Cisco Chairman and CEO John Chambers weighed in against a proposal to classify service providers as Title II common carriers in an effort to preserve net neutrality. And he noted that just talking about Title II is likely to slow down carrier spending.
Speaking on Cisco Systems Inc. (Nasdaq: CSCO)'s quarterly earnings call Wednesday, Chambers said Title II classification would inhibit rather than encourage broadband buildout, and cut revenues for service providers and for companies that rely on service providers for revenue.
"It would be a very disappointing end result if we moved back to regulation of the Internet as we did with voice years ago," Chambers said. Title II regulations would dramatically reduce the ability of service providers to build out broadband at a time when the US is just catching up.
Carriers are reducing spending on opex and will continue to do so if they can't get payback for their investment, Chambers said. While Cisco's revenue was up year-over-year for the first fiscal quarter of 2015 -- following a 2014 in which revenue declined -- Cisco's revenue from carrier business was down 10%.
The US can achieve the goals of both sides of the net neutrality debate without resorting to Title II classification, Chambers said. The Cisco chief endorsed a proposal by FCC Chairman Tom Wheeler to "split the baby" on net neutrality regulations. (See Wheeler: Between a Rock and a Hard Place.)
President Obama this week urged the FCC to adopt strong net neutrality rules for wireline and wireless service providers, including Title II regulations. Title II gives the FCC substantial power to set rules prohibiting providers from blocking or throttling web traffic, favoring some services over others and charging fees for prioritized "fast lane" service. (See Obama Backs Net Neutrality, Stuns Industry.)
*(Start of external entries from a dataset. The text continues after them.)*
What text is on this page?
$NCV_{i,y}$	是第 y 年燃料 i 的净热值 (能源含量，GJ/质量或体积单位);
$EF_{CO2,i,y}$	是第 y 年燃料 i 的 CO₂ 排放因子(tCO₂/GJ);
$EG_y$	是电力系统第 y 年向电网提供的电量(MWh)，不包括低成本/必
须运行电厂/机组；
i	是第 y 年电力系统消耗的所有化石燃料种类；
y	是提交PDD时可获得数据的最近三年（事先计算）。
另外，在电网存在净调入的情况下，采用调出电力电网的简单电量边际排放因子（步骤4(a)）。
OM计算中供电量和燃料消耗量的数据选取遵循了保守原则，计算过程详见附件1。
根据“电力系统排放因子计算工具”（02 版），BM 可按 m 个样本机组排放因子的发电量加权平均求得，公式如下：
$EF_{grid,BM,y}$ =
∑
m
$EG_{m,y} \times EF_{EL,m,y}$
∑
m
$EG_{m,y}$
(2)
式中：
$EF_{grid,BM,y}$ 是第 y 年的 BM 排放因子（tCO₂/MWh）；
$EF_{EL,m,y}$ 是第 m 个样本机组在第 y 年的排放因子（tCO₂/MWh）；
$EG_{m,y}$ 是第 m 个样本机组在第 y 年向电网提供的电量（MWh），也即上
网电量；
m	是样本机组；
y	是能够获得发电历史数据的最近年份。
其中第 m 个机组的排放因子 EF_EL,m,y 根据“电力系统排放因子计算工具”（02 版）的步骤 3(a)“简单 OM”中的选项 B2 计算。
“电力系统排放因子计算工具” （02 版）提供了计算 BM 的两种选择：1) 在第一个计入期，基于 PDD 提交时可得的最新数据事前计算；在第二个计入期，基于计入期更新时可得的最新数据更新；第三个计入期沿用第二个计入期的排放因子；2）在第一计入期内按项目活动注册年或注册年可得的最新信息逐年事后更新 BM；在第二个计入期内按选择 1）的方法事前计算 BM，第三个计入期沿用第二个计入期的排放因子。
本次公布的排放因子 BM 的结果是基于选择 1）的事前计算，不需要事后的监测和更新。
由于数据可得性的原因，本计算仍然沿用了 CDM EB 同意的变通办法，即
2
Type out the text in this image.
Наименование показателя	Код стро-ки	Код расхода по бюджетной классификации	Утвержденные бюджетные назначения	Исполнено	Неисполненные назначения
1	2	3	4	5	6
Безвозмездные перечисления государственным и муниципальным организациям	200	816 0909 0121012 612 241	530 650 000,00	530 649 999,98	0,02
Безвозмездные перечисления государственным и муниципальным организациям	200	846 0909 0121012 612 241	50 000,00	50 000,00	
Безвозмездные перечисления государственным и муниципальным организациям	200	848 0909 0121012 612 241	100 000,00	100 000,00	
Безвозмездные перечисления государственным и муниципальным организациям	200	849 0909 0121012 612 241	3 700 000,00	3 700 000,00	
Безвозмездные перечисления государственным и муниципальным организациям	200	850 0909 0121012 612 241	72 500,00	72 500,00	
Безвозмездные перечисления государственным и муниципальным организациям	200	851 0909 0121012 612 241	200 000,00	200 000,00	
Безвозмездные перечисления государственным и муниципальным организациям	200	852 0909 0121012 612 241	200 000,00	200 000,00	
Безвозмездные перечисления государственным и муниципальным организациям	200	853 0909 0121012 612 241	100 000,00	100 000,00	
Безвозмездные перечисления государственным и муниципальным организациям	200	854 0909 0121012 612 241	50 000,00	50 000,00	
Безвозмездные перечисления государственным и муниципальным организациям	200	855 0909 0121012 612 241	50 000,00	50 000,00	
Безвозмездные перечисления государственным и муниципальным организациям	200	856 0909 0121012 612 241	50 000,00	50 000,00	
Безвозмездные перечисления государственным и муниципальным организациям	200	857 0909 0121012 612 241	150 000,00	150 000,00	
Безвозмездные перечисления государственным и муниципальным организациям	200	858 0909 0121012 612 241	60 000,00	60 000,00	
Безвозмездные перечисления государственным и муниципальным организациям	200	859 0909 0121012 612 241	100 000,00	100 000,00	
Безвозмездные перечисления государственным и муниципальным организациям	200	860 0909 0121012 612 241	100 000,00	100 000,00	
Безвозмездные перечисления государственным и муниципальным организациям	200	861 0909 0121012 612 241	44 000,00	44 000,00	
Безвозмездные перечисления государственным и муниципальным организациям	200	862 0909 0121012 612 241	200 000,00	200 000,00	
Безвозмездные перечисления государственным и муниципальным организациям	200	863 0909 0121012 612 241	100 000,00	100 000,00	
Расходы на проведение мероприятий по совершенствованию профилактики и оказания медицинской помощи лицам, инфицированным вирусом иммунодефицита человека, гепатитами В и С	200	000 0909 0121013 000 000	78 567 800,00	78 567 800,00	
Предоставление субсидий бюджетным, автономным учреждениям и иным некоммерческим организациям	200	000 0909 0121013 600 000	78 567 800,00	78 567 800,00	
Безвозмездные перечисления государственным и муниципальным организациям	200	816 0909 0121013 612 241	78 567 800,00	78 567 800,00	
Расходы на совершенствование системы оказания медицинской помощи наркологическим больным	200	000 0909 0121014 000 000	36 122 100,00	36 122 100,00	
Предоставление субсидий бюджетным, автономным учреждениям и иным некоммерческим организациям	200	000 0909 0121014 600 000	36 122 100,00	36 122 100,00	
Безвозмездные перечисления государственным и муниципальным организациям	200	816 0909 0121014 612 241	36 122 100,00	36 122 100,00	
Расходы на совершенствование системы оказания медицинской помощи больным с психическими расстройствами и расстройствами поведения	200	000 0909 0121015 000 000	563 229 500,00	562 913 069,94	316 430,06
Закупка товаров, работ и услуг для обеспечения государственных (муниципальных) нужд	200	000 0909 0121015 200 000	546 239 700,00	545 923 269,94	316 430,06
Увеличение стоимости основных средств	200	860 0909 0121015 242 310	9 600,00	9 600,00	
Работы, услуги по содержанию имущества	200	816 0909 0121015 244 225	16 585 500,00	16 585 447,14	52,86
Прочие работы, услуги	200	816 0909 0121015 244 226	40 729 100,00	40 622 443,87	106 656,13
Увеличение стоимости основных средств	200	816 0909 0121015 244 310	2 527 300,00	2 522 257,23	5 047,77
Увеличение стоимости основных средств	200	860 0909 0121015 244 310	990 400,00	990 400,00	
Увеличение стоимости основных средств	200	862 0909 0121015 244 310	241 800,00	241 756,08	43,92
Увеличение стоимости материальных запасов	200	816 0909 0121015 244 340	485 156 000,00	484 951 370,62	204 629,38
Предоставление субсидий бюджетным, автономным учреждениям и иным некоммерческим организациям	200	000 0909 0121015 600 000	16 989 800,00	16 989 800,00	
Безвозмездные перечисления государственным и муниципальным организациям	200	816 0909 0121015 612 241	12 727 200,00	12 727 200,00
FCC Chairman Tom Wheeler told Silicon Valley business executives he favored a more nuanced approach, according to a report in the Washington Post.
As my colleague, Mari Silbey, noted, Wheeler has previously said that he would consider reclassifying broadband services under Title II of the Communications Act, but he's also given indications that he'd prefer to stick with regulating the industry under the looser Section 706 rules with some additional requirements put in place.
The FCC floated a proposal in May that would allow content providers to purchase Internet fast lanes, but Wheeler said the FCC would not allow a two-tiered Internet system to develop. (See FCC Split on Net Neutrality Plans .)
Cisco plans to work to educate people on the importance of avoiding damaging net neutrality regulation, Chambers said on Wednesday's call. "We do plan to be very aggressive on this in trying to educate people on all sides how this is not right for the country," Chambers said.
The mere possibility of Title II classification will reduce service provider investments for the next one or two quarters, which will have a ripple effect, Chambers said. "I think it's going to have negative impact for all of us that are connected with service providers in the US."